I had almost given up. I wasn't expecting it to be positive. What a perfect Christmas gift.

I ran to the bathroom, threw open the shower curtain, and shoved the test in my husband's face. I had no words. Literally, my brain couldn't connect to my mouth. PREGNANT.

We were finally getting our family.

Of course we couldn't keep it secret for long. Not even a day. Barely 12 hours. We told his family that same night at our Christmas get together. The crack in Jay's voice as he told everyone the news, trying to keep from crying, and the shriek of excitement his mom let out made the moment perfect. My brother-in-law and his girlfriend didn't say a word. Not a smile. Nothing. But that was the reaction I deserved. And in that moment, I knew JUST how hurtful I had been, and I was immediately embarrassed by my behavior. But it would be months before I would be able to swallow my pride and apologize.

FINALLY we were off the road of trying to conceive, and on the road to PARENTHOOD!

Will I find the time?!

When I set all this up, I had the best intentions of making at the very least, a weekly entry. But here it's been WEEKS since I came back to my quiet little blog. I'm actually a little disappointed in myself.

I keep beating myself up for not writing down my birth stories, so that's where I'll start. Not that I'm concerned that I'm suddenly going to forget everything, but I want to get the details down so the someday, if my kids want to know, it's all there.

So that's where I'll start. As my oldest son's birthday rapidly approaches (he'll be 3 in just a few days!), now is good time to get it all out there...

Thursday, August 2, 2012

A personal disclaimer.

Let me start by saying that I am flattered by anyone who decides to follow my journey and read my posts, but at the end of the day, I am only doing this for myself.

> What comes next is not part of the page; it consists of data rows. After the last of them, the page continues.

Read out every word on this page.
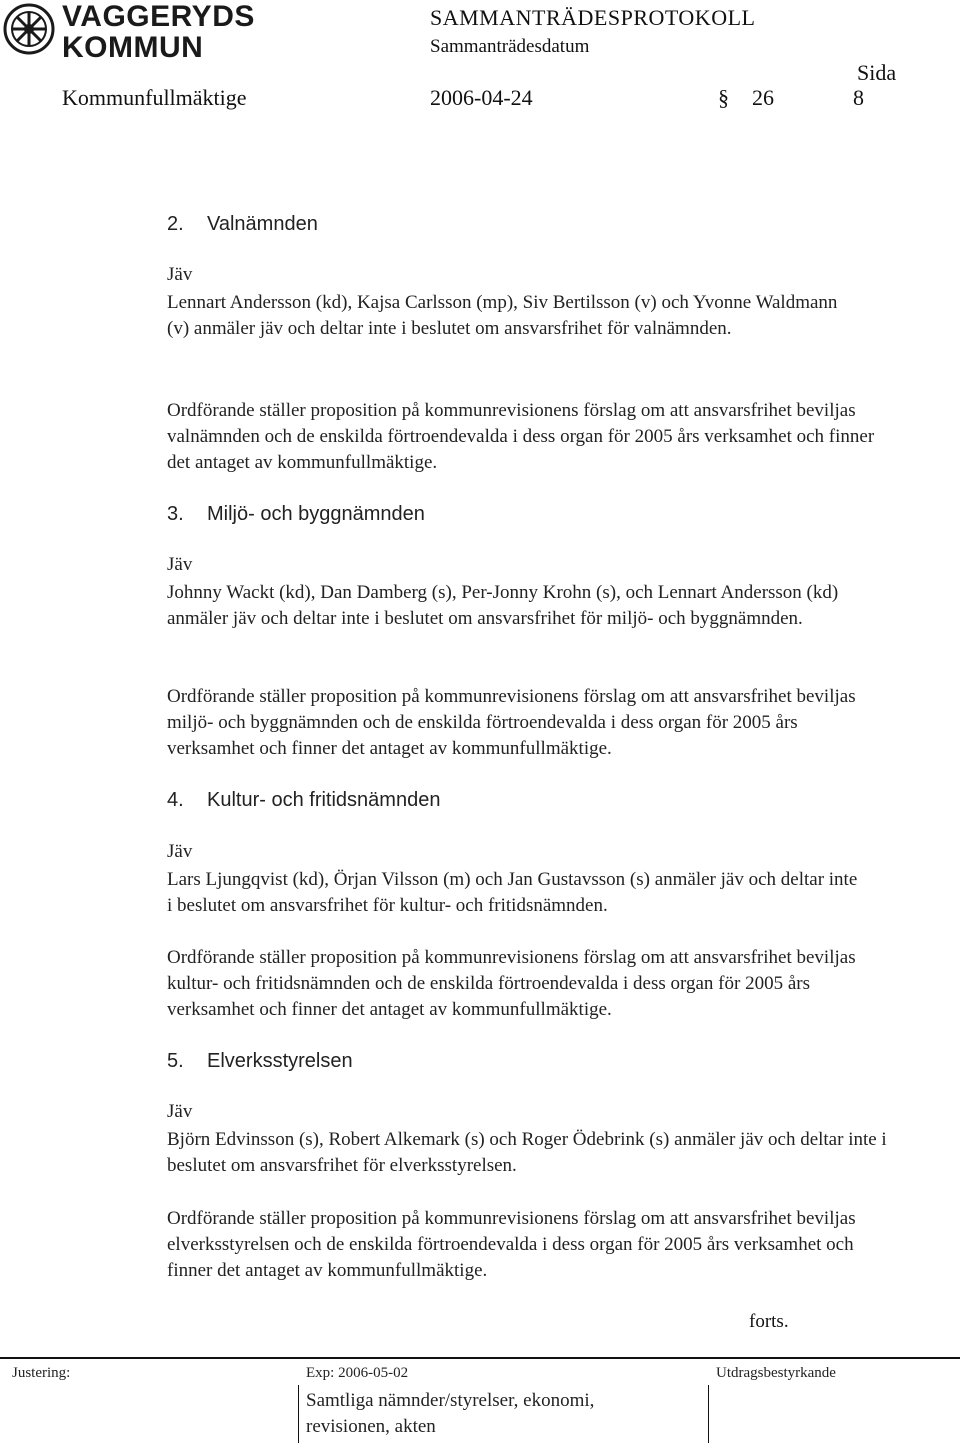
VAGGERYDS
KOMMUN
SAMMANTRÄDESPROTOKOLL
Sammanträdesdatum
Sida
Kommunfullmäktige	2006-04-24	§ 26	8
2. Valnämnden
Jäv

Lennart Andersson (kd), Kajsa Carlsson (mp), Siv Bertilsson (v) och Yvonne Waldmann (v) anmäler jäv och deltar inte i beslutet om ansvarsfrihet för valnämnden.

Ordförande ställer proposition på kommunrevisionens förslag om att ansvarsfrihet beviljas valnämnden och de enskilda förtroendevalda i dess organ för 2005 års verksamhet och finner det antaget av kommunfullmäktige.

3. Miljö- och byggnämnden
Jäv

Johnny Wackt (kd), Dan Damberg (s), Per-Jonny Krohn (s), och Lennart Andersson (kd) anmäler jäv och deltar inte i beslutet om ansvarsfrihet för miljö- och byggnämnden.

Ordförande ställer proposition på kommunrevisionens förslag om att ansvarsfrihet beviljas miljö- och byggnämnden och de enskilda förtroendevalda i dess organ för 2005 års verksamhet och finner det antaget av kommunfullmäktige.

4. Kultur- och fritidsnämnden
Jäv

Lars Ljungqvist (kd), Örjan Vilsson (m) och Jan Gustavsson (s) anmäler jäv och deltar inte i beslutet om ansvarsfrihet för kultur- och fritidsnämnden.

Ordförande ställer proposition på kommunrevisionens förslag om att ansvarsfrihet beviljas kultur- och fritidsnämnden och de enskilda förtroendevalda i dess organ för 2005 års verksamhet och finner det antaget av kommunfullmäktige.

5. Elverksstyrelsen
Jäv

Björn Edvinsson (s), Robert Alkemark (s) och Roger Ödebrink (s) anmäler jäv och deltar inte i beslutet om ansvarsfrihet för elverksstyrelsen.

Ordförande ställer proposition på kommunrevisionens förslag om att ansvarsfrihet beviljas elverksstyrelsen och de enskilda förtroendevalda i dess organ för 2005 års verksamhet och finner det antaget av kommunfullmäktige.

forts.
Justering:	Exp: 2006-05-02	Utdragsbestyrkande
Samtliga nämnder/styrelser, ekonomi,
revisionen, akten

I want to compile all of the memories, good and bad, document the ups and downs, and remember my mistakes and victories. Maybe someday my kids will read this. Maybe someone, mother or not, will learn something from my posts. Maybe I'll never share this with anyone. Whatever I decide to do with this blog, whatever I decide to post about, it's all for my own record keeping.

That being said, it makes the most sense to me, to start with the most influential moments of my life in the first few posts. These will likely get deeply personal, but I don't know how to be real without getting personal.